Gnaw Their Tongues, c’est l’expression du black metal à travers un format noise expérimental. Cela fait presque deux décennies que le musicien Mories développe sa cuisine seul, enchaînant les sorties à toute allure. Ce zèle fait sourciller quelque peu, puisque le quinzième album de l’entité néerlandaise est un ajout sans grande surprise à une discographie déjà bien engorgée.
Dans The Cessation of Suffering, tout est noirceur et dépravation. Gnaw Their Tongues tire profit de ses outils numériques afin de créer une trame sonore tout à fait basée sur l’atmosphère glauque et macabre. Les textures bruitées et l’ambiance industrielle en offrent un rendu exemplaire, à en faire jalouser les groupes de métal plus conventionnels. Effectivement, Mories arrive à soustraire les éléments performatifs humains de sa musique, évoquant un chaos glauque sans les codes instrumentaux habituels. Même la voix, distante et traitée avec saturation et délai, relève d’un autre monde et se fond dans l’abstraction du reste. L’écoute de ce nouvel opus provoque, à l’instar de ses prédécesseurs, la sensation cinématique d’être envoûté dans un cauchemar sonore. Esthétiquement, l’album prend aussi quelques détours, comme avec le shoegaze de « Vengeful Spit » et les mantras vocaux de « Dreamless ».
Ce que l’album gagne en atmosphère, il le perd toutefois en développement de ses idées musicales.

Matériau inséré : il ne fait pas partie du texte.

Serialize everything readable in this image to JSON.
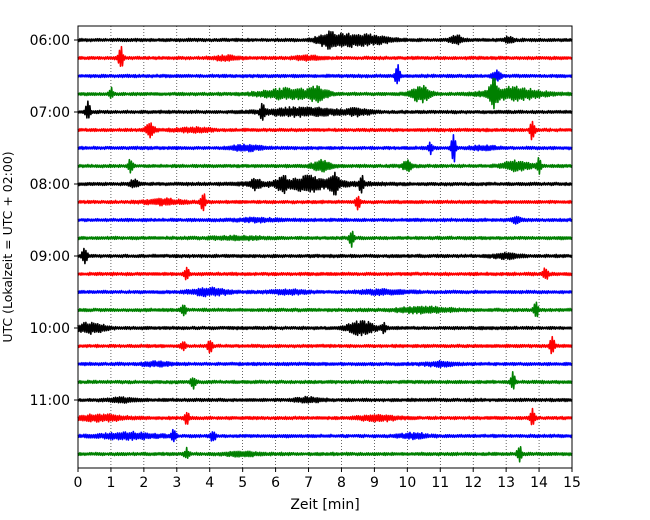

Chaque morceau ne dépassant pas les cinq minutes, The Cessation of Suffering est une proposition très compartimentée. Il n’y a que peu de place à la progression à l’intérieur d’une même plage, ce qui fait de l’album une collection d’embryons compacts relativement statiques. L’urgence se ressent dans la composition de ces morceaux, et on regrette la première décennie d’activité de Gnaw Their Tongues où les pièces s’étendaient dans le temps et exigeaient la patience. Un album suffisant pour réaffirmer la vision unique de Mories, mais dont on perçoit un potentiel inachevé.